Shares of consumer tech giant Apple (AAPL -0.07%) traded over 5% higher, as of 11:51 a.m. ET today, after officials from the U.S. and China announced a 90-day pause on extremely high tariffs rates, setting the stage for a broader trade agreement. The Dow Jones Industrial Average (^DJI 0.78%) traded over 860 points higher, while the tech-heavy Nasdaq Composite (^IXIC 0.52%) was up about 3.4%.

Apple benefits from de-escalation

Few large tech stocks will benefit more from a de-escalation in trade tensions between the U.S. and China than Apple. Apple makes as much as 90% of its iPhones in China, according to some analysts.
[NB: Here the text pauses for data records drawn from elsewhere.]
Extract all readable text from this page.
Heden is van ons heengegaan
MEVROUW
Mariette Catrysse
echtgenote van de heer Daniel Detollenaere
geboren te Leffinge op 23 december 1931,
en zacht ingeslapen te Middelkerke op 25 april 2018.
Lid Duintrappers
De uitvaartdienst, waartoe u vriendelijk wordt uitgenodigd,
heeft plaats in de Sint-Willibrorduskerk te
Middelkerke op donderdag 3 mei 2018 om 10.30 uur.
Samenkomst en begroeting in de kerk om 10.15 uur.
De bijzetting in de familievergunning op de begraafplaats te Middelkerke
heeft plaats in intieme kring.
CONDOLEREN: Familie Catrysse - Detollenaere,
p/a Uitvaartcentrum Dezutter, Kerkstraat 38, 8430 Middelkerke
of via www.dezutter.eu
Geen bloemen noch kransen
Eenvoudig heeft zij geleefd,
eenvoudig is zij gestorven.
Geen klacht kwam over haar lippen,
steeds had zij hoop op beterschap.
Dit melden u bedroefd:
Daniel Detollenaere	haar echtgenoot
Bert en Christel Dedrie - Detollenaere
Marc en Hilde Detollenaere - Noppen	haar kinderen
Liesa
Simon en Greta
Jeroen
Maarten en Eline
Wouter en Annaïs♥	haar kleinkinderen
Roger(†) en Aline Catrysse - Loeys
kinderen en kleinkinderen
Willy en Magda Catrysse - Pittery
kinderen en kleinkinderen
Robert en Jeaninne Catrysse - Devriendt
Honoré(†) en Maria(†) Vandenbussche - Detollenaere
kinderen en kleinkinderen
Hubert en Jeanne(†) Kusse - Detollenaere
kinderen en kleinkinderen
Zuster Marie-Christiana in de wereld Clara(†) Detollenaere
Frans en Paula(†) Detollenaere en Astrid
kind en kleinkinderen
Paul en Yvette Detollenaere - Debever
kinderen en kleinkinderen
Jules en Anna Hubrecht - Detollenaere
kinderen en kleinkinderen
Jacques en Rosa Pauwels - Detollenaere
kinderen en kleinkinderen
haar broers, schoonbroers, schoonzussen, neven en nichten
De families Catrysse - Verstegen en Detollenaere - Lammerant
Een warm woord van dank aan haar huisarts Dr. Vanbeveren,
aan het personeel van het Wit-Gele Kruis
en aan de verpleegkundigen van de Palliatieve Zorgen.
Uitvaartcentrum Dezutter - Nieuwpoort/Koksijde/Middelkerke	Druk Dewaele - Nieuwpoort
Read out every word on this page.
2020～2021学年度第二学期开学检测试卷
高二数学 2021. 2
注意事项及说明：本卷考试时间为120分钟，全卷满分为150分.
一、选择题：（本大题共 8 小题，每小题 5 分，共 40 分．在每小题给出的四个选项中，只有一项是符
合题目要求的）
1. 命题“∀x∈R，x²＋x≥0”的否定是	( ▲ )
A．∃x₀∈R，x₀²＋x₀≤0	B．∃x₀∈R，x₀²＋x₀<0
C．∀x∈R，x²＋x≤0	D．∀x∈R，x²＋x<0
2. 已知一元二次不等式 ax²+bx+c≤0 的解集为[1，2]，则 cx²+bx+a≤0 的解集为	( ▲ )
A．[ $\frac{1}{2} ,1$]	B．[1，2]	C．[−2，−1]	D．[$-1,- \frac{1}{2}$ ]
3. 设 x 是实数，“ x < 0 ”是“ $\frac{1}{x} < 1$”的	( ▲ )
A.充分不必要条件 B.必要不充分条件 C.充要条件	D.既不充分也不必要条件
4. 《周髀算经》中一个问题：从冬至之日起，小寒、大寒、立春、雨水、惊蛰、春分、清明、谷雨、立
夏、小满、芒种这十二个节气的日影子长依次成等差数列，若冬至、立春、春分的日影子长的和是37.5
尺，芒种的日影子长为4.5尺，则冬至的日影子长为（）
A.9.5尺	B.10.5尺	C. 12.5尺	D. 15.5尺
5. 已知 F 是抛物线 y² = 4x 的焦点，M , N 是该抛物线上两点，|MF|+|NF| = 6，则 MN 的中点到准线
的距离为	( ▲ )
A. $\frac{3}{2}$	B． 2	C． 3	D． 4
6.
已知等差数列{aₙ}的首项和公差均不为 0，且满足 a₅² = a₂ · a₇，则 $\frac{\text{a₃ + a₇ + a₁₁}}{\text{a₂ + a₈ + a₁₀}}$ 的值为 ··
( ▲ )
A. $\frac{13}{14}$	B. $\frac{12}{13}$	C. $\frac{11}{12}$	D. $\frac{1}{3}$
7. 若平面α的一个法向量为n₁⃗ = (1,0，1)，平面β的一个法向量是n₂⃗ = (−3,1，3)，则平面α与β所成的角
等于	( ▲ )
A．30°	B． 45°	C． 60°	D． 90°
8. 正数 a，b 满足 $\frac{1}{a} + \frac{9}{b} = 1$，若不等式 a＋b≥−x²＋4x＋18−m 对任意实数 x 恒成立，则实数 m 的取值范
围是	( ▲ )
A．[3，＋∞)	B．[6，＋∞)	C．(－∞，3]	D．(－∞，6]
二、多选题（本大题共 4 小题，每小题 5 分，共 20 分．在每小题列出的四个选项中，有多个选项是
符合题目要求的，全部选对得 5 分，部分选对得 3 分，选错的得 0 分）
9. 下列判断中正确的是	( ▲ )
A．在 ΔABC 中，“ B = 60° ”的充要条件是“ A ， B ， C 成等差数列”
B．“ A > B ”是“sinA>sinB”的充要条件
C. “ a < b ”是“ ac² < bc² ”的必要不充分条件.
Person looking at phone and smiling.

Image source: Getty Images.

And moving its operations out of China would be very costly, considering the company has built significant infrastructure in the country and directly employs 14,000 people in China, not to mention the many others indirectly involved in its supply chain.

Wedbush analyst Dan Ives had previously estimated that it would cost Apple about $30 billion over three years just to move about 10% of its production to the U.S. Now, the Trump administration in April had temporarily exempted consumer electronics like smartphones from the Chinese tariffs.

However, Apple's CEO Tim Cook had estimated the company would take a $900 million hit from tariffs in the current quarter. Furthermore, media outlets had reported that Apple was contemplating increasing the price of its iPhones, although the company wasn't necessarily planning to link the potential increase to tariffs.

Worst of U.S.-China trade tensions likely over

With the worst of U.S.-China trade tensions now hopefully in the past, things look a lot better for Apple. Cook seems to have a running dialogue with Trump, which should help the company avoid any kind of tariffs that are overly punitive, boding well for the stock.